# 2.1 Data Cleaning and NLP

## Combine dataframes

In [1]:
import pandas as pd
from sklearn.feature_extraction.text import CountVectorizer 
from sklearn.feature_extraction import stop_words 
from nltk.tokenize import RegexpTokenizer
from nltk.stem import WordNetLemmatizer 

In [2]:
# combine data 
campfire = pd.read_csv('../data/campfire_data.csv')
carrfire = pd.read_csv('../data/carrfire_data.csv')
hurricane = pd.read_csv('../data/hurricane_data.csv')

In [3]:
# remove iirlated column in campfire
campfire.drop(columns='Unnamed: 0', inplace=True)

In [4]:
# combine all disasters together
disaster = pd.concat([campfire, carrfire, hurricane])
disaster.head()

Unnamed: 0,created_at,favorite_count,hashtags,latitute,longitute,retweet_count,text
0,Wed Jan 30 23:59:00 +0000 2019,0,[],,,0,RT @ActionNewsNow: The Butte Strong Fund will ...
1,Wed Jan 30 23:55:51 +0000 2019,0,['PGE'],,,0,RT @mgafni: Talk over #PGE replicating San Die...
2,Wed Jan 30 23:52:52 +0000 2019,0,[],,,0,Federal judge asks PG&amp;E: Should I 'let you...
3,Wed Jan 30 23:51:19 +0000 2019,0,[],,,0,RT @pbartolone: Will it get harder and harder ...
4,Wed Jan 30 23:50:17 +0000 2019,0,"['CampFire', 'CampFirePets', 'Paradise', 'Para...",,,0,RT @BCWildfireToday: LOOKING FOR A LOST #CampF...


In [5]:
# drop duplicate rows based on text
disaster.drop_duplicates(subset ="text", keep = False, inplace = True)

In [6]:
# 2384 unique tweets
len(disaster)

2384

In [7]:
#store deduped rows as a dataframe
%store disaster

Stored 'disaster' (DataFrame)


## Pull words in tweets

In [8]:
# use regularexpression to do lemmatize
# use countvectorizer to tokenize, lemmatize, and exclude stopwords 
class LemmaTokenizer(object):
    def __init__(self):
        self.wnl = WordNetLemmatizer()
    def __call__(self, doc):
        tokenizer = RegexpTokenizer('(?u)\\b\\w\\w+\\b')
        return [self.wnl.lemmatize(t, 'v') for t in tokenizer.tokenize(doc)]

In [9]:
# pull words using countvectorizer
vectorizer = CountVectorizer(tokenizer = LemmaTokenizer(),
                            preprocessor = None,
                            stop_words = 'english',
                            max_features = 1500,
                            ngram_range= (1,2),
                            analyzer = 'word', 
                            min_df=3) 

disaster_words=disaster['text']
disaster_words = vectorizer.fit_transform(disaster_words)
# convert into a dataframe
disaster_words= pd.DataFrame(disaster_words.toarray(), columns=vectorizer.get_feature_names())

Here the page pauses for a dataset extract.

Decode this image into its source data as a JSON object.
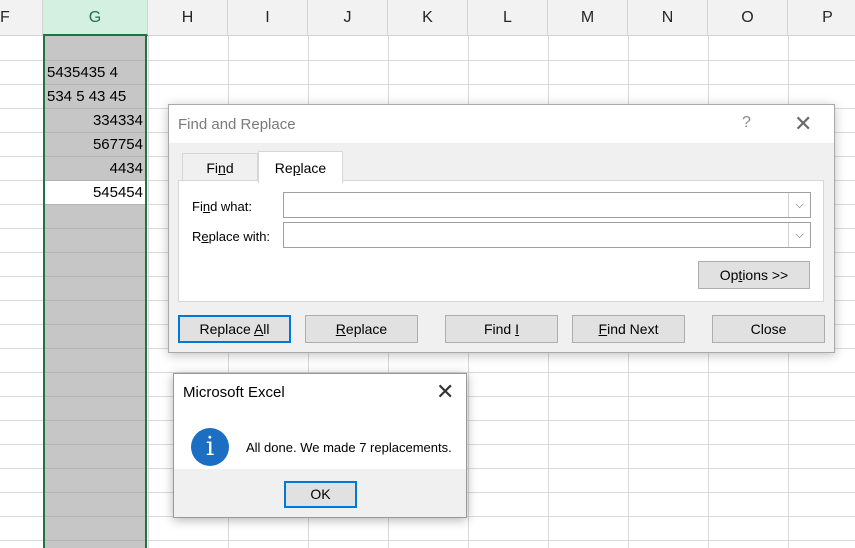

  'stop_words.' % sorted(inconsistent))


In [10]:
#store words after countvectorizer as a dataframe
%store disaster_words

Stored 'disaster_words' (DataFrame)


## Count Word Frequency

In [11]:
# check words and word_count as a reference for us to create disaster related corpus
disaster_word_count = pd.DataFrame(disaster_words.sum(), index=vectorizer.get_feature_names(), columns=['word_count']).sort_values(by='word_count', ascending=False)
disaster_word_count = disaster_word_count.reset_index()


In [12]:
# remove some useless word
self_defined_stop_words = ['https', 'rt', 'amp','hurricaneharvey https','link','bio','prop','cosplay',
                           'prop cosplay','coffee','jewelry','anime','cosplay anime','coffee prop',
                           'victim jewelry','jewelry coffee','propmaster','anime propmaster',
                           'beer','ebay','ebay link','link bio','bio carrfire', 'propmaster beer',
                           'people','today','carrfire https','make','wine','just','beer wine','come',
                           'click','like','work','link carrfire','wine dab','dab weed','weed','look'
                          ]
                           

disaster_word_count = disaster_word_count[~disaster_word_count['index'].isin(self_defined_stop_words)]

In [13]:
# removed some top unrelated words
# export to csv for a clear view of related words
disaster_word_count.to_csv('../data/tweets_word_count.csv', index=False)